For all its focus on wealth how it inspires superiority, Blue Jasmine is more interesting when it deals with the lower middle class. This is familiar territory for Allen (a lot of his characters are social climbers), and here he adds another layer of conflict. Augie has a point when he argues that Jasmine does not deserve a second chance. Clay, who is not exactly known for his subtlety, is pitch-perfect as a tough guy who has wisdom when it matters. In some ways, CK is Clay’s opposite. He’s pleasant and full of potential, but his transition to just another guy is heartbreaking because Ginger, unlike Jasmine, wears her heart on her sleeve. Hawkins’ character is one of the few who find happiness, and it’s rewarding because she downplays against Blanchett’s over-the-top disaster of a performance.

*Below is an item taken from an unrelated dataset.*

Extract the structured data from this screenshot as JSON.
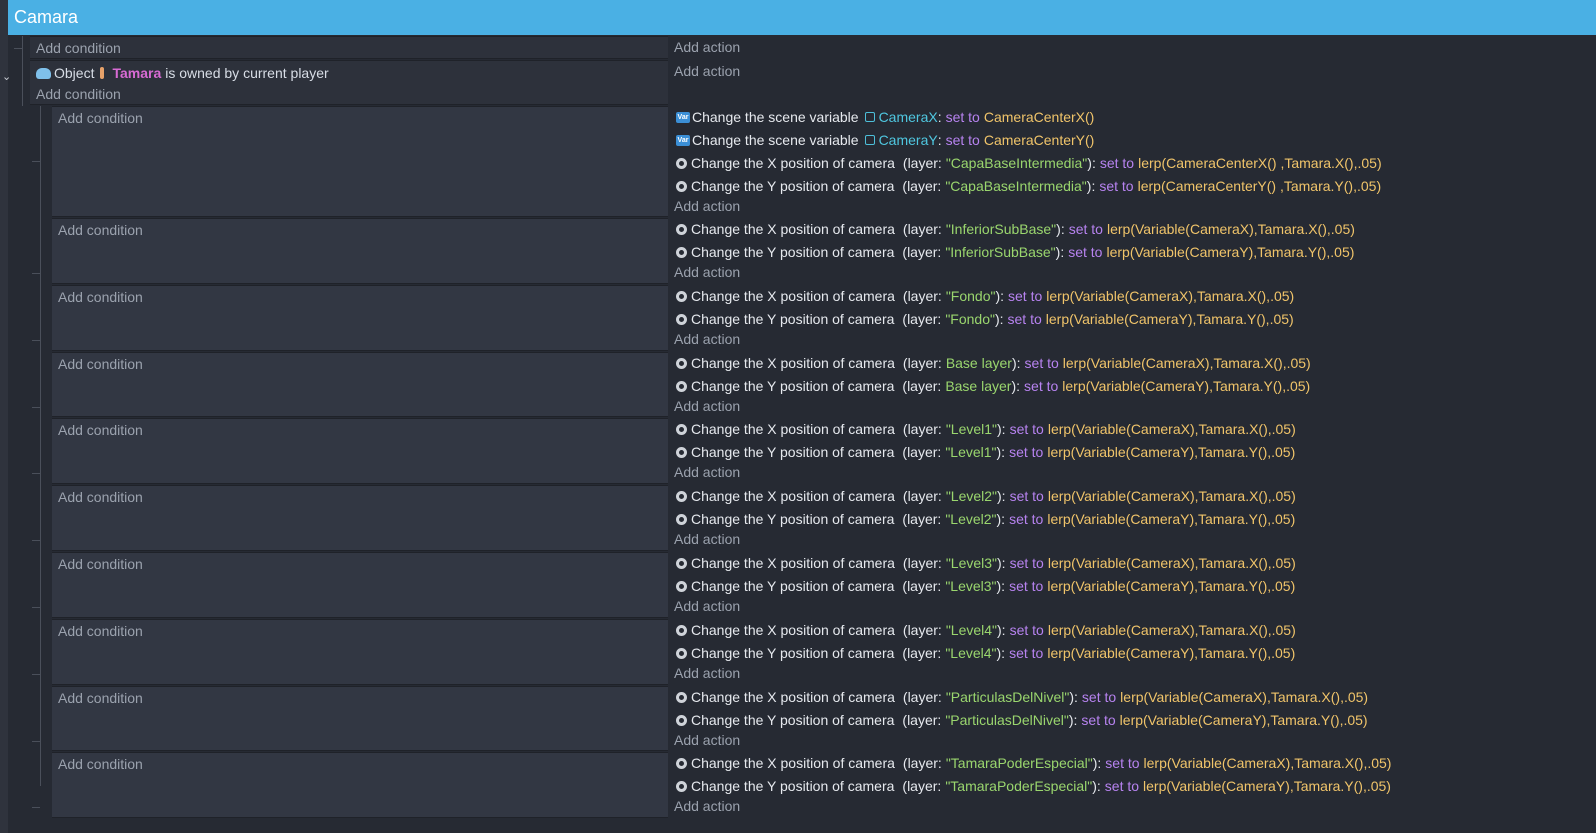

It is difficult to discuss Blue Jasmine without making it sound depressing. Few of the characters are sympathetic, and many of them end worse off from where they started. This drama is watchable because Allen has such a natural instinct for these characters, and who they are. Like Clay and CK, each major character has an opposite, and Allen creates fascinating conflicts for them, which play out naturally. Some scenes are mirror images of each other, whether they pair one character or repeat the same conflict with different people. These parallels reach their climax in the final scene, shortly after we learn an important secret about Jasmine. Thanks to Allen’s clear script, it is easy to understand why Jasmine is who she is. It’s a testament to Blanchett’s acting that we almost care about her, too. Almost.